Chinese Government Reiterates Stance on Property Curbs as Tension Grows

As tensions rise between local Chinese authorities and central government over the property curbs, Premier Wen Jiabao has reiterated that China will continue with the curbs until housing is brought down to a reasonable price...

As tensions rise between local Chinese authorities and central government over the property curbs, Premier Wen Jiabao has reiterated that China will continue with the curbs until housing is brought down to a reasonable price.

Speaking at the opening of the annual parliamentary session Monday Jiabao said:

"We will strictly implement and gradually improve policies and measures for discouraging speculative or investment-driven housing demand, build on progress made in regulating the real estate market," said Wen when delivering his government work report at the Fifth Session of the 11th National People's Congress (NPC).

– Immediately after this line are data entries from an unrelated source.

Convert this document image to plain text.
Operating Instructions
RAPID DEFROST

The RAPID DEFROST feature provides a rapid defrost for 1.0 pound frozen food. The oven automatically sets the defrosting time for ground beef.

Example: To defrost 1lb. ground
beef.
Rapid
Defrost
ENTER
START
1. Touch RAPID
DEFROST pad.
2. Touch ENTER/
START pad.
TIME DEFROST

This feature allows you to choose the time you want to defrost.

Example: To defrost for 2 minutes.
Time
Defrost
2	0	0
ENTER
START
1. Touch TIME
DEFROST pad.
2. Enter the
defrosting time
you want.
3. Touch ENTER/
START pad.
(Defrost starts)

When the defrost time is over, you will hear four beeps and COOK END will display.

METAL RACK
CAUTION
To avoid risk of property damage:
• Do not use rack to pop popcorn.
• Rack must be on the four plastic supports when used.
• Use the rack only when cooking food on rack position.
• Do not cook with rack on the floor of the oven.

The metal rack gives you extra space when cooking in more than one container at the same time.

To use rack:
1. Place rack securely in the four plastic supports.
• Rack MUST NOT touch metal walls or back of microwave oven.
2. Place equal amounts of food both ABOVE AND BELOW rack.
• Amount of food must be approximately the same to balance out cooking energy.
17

The government will also work to develop low-income housing, aiming to basically complete five million units and start construction on over seven million units, ensuring they are built to a high standard, he said.

In 2011 China vowed to build 36 million affordable homes by 2015. In 2011 it started construction on 10 million such homes, making it a doable target if all continues according to plan.

In recent weeks several local authorities have made attempts to tentatively ease back on the curbs, but in each case the central government has came down hard to ensure that the wall is quickly put back up so to speak.

The measures, which include increased down-payments, a ban on lending for third home purchases, trial taxes and more have now completely stopped price growth in the Chinese housing market as of January. Official National Bureau of Statistics data shows that in January prices grew in none of the 70 cities analysed. This is compared to last January when prices grew in 60 out of the 70 cities.

"The buying restriction is not likely to be abolished in a short term," said Guo Songhai, a professor with Shandong University of Finance and Economics, who expected the withdrawal to take place only with further improved government policies and a reasonable decline in home prices.